„ZEIT Verbrechen“ gehört zu den erfolgreichsten True-Crime-Podcasts in Deutschland. Die Gerichtsreporterin Sabine Rückert erzählt hierbei nicht nur von ungewöhnlichen Kriminalfällen, sondern deckt auch Justizirrtümer auf und prangert Missstände an. Daraus ist eine Mini-Serie in vier Teilen auf RTL+ entstanden. Das Ensemble rund um Sandra Hüller und Lars Eidinger gibt tiefe Einblicke in menschliche Abgründe.
Wie statt wer
In der starbesetzten Mini-Serie ist die zentrale Frage nicht, wer es war, sondern: Wie konnte es dazu kommen? Jede der vier Folgen braucht nur eine Stunde, um in großer erzählerischer Dichte die Hintergründe eines Verbrechens zu beleuchten, das jedes mal ganz anders abläuft. Für jeden Fall finden die verschiedenen Regisseurinnen und Regisseure der jeweiligen Folgen einen ganz eigenen Stil.
Systemversagen
In der ersten Folge „Dezember“ begleitet die Kamera den 18-jährigen Tim, nah dran und ohne Schnitt gedreht. Er verliert durch einen Drogen- und Alkoholcocktail in einer Dorfdisko die Orientierung.
Für seinen Tod scheint Systemversagen verantwortlich zu sein – unterlassene Hilfeleistung.

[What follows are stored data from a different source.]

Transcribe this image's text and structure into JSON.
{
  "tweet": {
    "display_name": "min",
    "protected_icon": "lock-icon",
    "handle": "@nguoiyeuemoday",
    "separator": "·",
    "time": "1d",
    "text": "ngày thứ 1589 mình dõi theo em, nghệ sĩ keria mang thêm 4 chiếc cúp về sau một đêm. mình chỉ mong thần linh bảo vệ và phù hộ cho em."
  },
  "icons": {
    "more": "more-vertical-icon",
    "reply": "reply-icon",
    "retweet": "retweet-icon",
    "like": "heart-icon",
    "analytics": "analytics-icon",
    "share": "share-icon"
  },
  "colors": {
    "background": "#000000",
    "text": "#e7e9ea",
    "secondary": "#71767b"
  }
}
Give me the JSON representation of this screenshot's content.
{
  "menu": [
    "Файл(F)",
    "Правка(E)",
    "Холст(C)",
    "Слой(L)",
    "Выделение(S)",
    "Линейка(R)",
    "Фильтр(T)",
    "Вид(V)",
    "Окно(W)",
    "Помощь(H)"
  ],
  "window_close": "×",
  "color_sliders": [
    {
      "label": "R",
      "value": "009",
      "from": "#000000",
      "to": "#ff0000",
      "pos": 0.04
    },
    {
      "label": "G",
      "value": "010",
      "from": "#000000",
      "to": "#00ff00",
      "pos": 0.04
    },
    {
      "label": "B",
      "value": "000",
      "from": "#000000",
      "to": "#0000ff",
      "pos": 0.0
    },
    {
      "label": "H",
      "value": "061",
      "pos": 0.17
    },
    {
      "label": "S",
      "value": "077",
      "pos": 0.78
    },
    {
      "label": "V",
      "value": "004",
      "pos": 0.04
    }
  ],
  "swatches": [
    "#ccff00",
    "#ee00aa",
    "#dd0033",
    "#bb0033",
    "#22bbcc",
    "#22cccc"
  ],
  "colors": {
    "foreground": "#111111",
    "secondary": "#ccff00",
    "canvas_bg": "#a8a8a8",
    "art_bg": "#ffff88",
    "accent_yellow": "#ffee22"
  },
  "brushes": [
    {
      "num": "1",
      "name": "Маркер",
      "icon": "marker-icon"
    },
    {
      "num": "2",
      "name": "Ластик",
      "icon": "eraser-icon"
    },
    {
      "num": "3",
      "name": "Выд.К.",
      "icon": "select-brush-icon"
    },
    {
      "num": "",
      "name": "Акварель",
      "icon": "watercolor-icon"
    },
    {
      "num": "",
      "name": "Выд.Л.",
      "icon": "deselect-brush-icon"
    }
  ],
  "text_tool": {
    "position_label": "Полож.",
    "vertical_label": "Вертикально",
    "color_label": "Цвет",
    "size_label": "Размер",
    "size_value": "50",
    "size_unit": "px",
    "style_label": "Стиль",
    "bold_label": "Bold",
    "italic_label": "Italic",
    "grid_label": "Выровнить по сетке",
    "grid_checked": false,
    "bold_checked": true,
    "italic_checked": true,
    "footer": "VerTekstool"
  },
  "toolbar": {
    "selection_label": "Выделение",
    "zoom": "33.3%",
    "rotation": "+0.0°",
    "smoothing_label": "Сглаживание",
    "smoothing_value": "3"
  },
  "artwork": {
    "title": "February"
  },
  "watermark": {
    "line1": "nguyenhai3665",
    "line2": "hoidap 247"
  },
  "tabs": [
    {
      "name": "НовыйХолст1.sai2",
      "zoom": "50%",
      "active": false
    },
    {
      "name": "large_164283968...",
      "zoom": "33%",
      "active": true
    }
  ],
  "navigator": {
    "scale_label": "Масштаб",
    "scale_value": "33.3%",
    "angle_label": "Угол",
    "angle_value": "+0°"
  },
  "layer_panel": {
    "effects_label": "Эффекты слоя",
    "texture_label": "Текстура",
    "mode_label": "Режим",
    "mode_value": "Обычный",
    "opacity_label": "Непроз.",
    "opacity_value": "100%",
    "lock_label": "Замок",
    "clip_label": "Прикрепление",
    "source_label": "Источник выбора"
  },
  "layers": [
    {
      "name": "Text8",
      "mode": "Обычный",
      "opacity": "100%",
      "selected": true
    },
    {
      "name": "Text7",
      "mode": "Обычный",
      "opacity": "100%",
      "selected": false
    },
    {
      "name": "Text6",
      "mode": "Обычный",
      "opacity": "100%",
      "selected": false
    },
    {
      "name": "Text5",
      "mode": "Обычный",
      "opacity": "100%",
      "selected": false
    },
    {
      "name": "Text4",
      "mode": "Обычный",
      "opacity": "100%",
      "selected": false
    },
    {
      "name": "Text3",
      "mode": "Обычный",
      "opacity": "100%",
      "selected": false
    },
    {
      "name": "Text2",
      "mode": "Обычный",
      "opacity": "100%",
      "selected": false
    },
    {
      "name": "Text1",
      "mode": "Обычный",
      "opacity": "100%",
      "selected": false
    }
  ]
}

Die Sanitäter sind überlastet und lassen Tim davonziehen, die Polizei fängt ihn ein und setzt ihn mitten auf einer verlassenen Landstraße wieder aus – im Pulli, im eisigen Winter.
Rassistische Prägung der Staatsanwaltschaft
Ebenso erschütternd ist der zweite Teil „Deine Brüder“. Regisseurin Helene Hegemann spürt sensibel dem tragischen Tod innerhalb eines Freundeskreises nach: Warum töteten fünf junge Männer ihren besten Freund aus Kindertagen?
Das in Rückblenden erzählte Gerichtsdrama macht deutlich, wie rassistische Prägungen der Staatsanwaltschaft und des Richters zu vorschnellen Verurteilungen führen können.
Da die Männer einen Migrationshintergrund haben, wird automatisch auf Bandenkriminalität geschlossen, obwohl es sich in Wahrheit um einen ausgelagerten Suizid handelt. Denn Cem, der Getötete, litt unter einer schweren Form von Schizophrenie. Hilfe bekam er keine. Sein Tod war wohl ein Akt der Verzweiflung.
Weniger Crime – mehr Systemkritik
Die vier Fälle zielen weniger auf den Gruselfaktor oder das Grauen von Verbrechen ab, sondern üben Systemkritik. Sie werfen die Frage auf, welche gesellschaftlichen und institutionellen Bedingungen für Verbrechen verantwortlich sein könnten.
Politische Fragen nach den Methoden des Verfassungsschutzes werden auch in der dritten Folge „Der Panther“ gestellt: Lars Eidinger spielt hier einen durchgedrehten V-Mann, der eigentlich in der Mafia-Szene von Leverkusen ermitteln soll. Stattdessen bereichert und beteiligt er sich an Prostitution und Drogenhandel und bezahlt die Schulden seiner Spielsucht mit staatlichen Geldern.
Filmisch und inhaltlich sensationell gut erzählt
Wenn in der vierten Folge ein deutscher Rentner auf eine Heiratsschwindlerin aus Ghana reinfällt, werden im Film indirekt die Folgen von Raub und Kolonialismus thematisiert. Wer hat zuerst genommen und wer nimmt sich was zurück?
Die Serie „ZEIT Verbrechen“ der Produktionsfirma X-Filme ist filmisch und inhaltlich sensationell gut erzählt und findet sich nicht mit oberflächlichen Antworten ab. Ein ungewöhnlicher und kritischer Blick in die vielschichtige Natur menschlichen Handelns, das wir Verbrechen nennen.